Despejemos un poco tanto enjambre de injusticias. No es difícil, todo lo contrario. Vea usted simples ejemplos que desnudan la infamia: Durante muchas décadas las familias de la realeza británica atesoran riquezas que nos parecen increíbles: miles de propiedades como palacios, automóviles lujosos, joyas que se valoran en muchos millones de dólares, suntuosas fiestas con inaudito derroche y ostentación.

Veamos unos pocos ejemplos: el collar de boda de la Reina Alexandra tiene un valor de 1,6 millones (un millón seis cientos mil dólares); la corona de San Eduardo está valorada en 39 millones, hecha de oro macizo; y un último ejemplo entre muchos: un símbolo muy importante de la monarquía es el Orbe de la Corona valorada en 4 mil millones de dólares, está construido en oro y cuenta con 365 diamantes, 9 esmeraldas, 18 rubíes, 9 zafiros y 368 perlas.

Y qué decir del símbolo más infame y ostentoso de las fabulosas riquezas que poseen grandes millonarios de Estados Unidos, el heredero más aventajado de la realeza inglesa. Vamos al detalle: Elon Musk, su fortuna asciende a 270 mil millones de dólares; Jeff Bezos 192 mil millones; Bill Gates 138 mil millones; Larry Page 128 millones; Steve Ballmer, 124 mil millones. Por supuesto, la lista es mucho más amplia, y si continuamos detallando pasaríamos el mal rato de sentir gran desprecio por tanto derroche a costa de los pobres de este mundo de negocios sucios, de comprar conciencias, de la tan lucrativa actividad del narco tráfico, de elevar los precios de vacunas salvadoras a costa del desprecio a los muchos de la humanidad, del robo, la estafa, y hasta de emplear a niños para enfrentar trabajos agotadores y peligrosos a cambio de unas pocas monedas.

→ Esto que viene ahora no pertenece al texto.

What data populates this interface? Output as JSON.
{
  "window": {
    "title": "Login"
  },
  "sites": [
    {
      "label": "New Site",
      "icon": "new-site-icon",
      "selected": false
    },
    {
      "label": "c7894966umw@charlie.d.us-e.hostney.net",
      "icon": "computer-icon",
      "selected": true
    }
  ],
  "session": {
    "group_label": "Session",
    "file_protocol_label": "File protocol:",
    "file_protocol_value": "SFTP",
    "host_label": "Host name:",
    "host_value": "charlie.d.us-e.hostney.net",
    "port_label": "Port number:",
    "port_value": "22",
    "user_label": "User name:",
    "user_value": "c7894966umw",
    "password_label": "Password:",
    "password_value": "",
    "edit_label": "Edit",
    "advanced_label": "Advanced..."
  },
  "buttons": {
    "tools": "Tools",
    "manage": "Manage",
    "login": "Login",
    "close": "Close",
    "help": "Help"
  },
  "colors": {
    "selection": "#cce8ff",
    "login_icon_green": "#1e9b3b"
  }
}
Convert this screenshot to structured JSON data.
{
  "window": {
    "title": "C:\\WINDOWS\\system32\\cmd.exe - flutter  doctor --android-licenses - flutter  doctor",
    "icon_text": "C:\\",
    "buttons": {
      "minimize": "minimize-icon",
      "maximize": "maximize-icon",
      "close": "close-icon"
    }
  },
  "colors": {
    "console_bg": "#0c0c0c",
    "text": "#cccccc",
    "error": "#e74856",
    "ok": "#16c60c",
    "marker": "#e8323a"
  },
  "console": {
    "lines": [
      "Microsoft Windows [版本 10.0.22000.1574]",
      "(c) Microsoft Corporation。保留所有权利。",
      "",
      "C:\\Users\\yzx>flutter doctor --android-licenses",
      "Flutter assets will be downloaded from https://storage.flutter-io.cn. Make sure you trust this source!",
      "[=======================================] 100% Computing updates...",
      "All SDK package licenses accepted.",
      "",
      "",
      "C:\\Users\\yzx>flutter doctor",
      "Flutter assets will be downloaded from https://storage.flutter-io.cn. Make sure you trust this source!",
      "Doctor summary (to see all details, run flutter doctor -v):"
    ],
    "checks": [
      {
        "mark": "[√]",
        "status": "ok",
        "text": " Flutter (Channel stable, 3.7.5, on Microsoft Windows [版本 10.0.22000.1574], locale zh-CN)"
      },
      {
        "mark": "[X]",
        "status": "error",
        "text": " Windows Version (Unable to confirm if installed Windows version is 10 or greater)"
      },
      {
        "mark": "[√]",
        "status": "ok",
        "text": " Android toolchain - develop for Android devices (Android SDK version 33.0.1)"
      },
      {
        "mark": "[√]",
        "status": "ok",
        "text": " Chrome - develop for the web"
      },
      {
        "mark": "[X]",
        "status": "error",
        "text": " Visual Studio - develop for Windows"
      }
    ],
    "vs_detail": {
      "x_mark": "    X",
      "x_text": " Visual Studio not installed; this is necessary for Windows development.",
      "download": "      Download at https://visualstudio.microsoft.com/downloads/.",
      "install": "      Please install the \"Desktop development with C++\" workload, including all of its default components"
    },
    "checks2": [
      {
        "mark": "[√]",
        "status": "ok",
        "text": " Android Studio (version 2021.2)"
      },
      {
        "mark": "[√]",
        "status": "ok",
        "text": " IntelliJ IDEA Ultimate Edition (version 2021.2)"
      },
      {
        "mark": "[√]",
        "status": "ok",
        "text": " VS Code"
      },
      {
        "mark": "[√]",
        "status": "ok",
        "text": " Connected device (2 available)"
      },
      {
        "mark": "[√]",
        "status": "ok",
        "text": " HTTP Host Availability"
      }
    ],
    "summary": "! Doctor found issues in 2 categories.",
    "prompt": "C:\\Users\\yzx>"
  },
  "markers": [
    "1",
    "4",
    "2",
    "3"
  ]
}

Bien dice el admirado intelectual Frei Betto que “Nuestra era puede definirse como el capitaloceno” y añade que hoy dia “el poder del capital habla más alto que el derecho a la vida de los seres humanos y la naturaleza”. “Los más ricos son envidiados, cortejados, adulados y admirados, mientras que los más pobres son menospreciados, rechazados y excluidos.”  Pero lo increíble de todo este horror, es constatar que unos pocos deciden sobre el futuro de los muchos, velando siempre porque no se lesione ni un centavo sus riquezas. Y además, en el colmo de la hipocresía, hasta celebran reuniones internacionales para “debatir” sobre derechos humanos y democracia. Confieso que cuesta trabajo calificar tanta maldad, tanta afrenta a la dignidad de nuestros pueblos, como si fuéramos seres de clase inferior.

¿Hasta dónde puede llegar tanta desigualdad, tanto cinismo, tanto sufrimiento como consecuencia del desenfrenado egoísmo? No sé. De lo que sí estoy seguro es de la necesidad imperiosa de seguir luchando en contra del gran cáncer de la humanidad, y no dejar de denunciar tanto atropello al decoro.

Todos deseamos tiempos mejores, pero sin luchar por ellos no llegarán espontáneamente. En la contienda que se nos impone debemos ir con la certidumbre del triunfo, porque la quietud y la indiferencia son enemigos jurados de esta humanidad que sufre. No aceptemos limosnas de los mismos que nos explotan porque es un engaño. Ellos tienen una lógica aberrante: Vivo rico a costa de tu sudor, tienes que agradecerme por ello, te ofrezco una dadiva y, encima, tienes que agradecerme y admirar mi condición de buen emprendedor.

“(…) Es inmoral usar la propiedad privada a fin de aliviar los terribles males que resultan de la misma institución de la propiedad privada. Es, a la vez, inmoral e injusto. Oscar Wilde.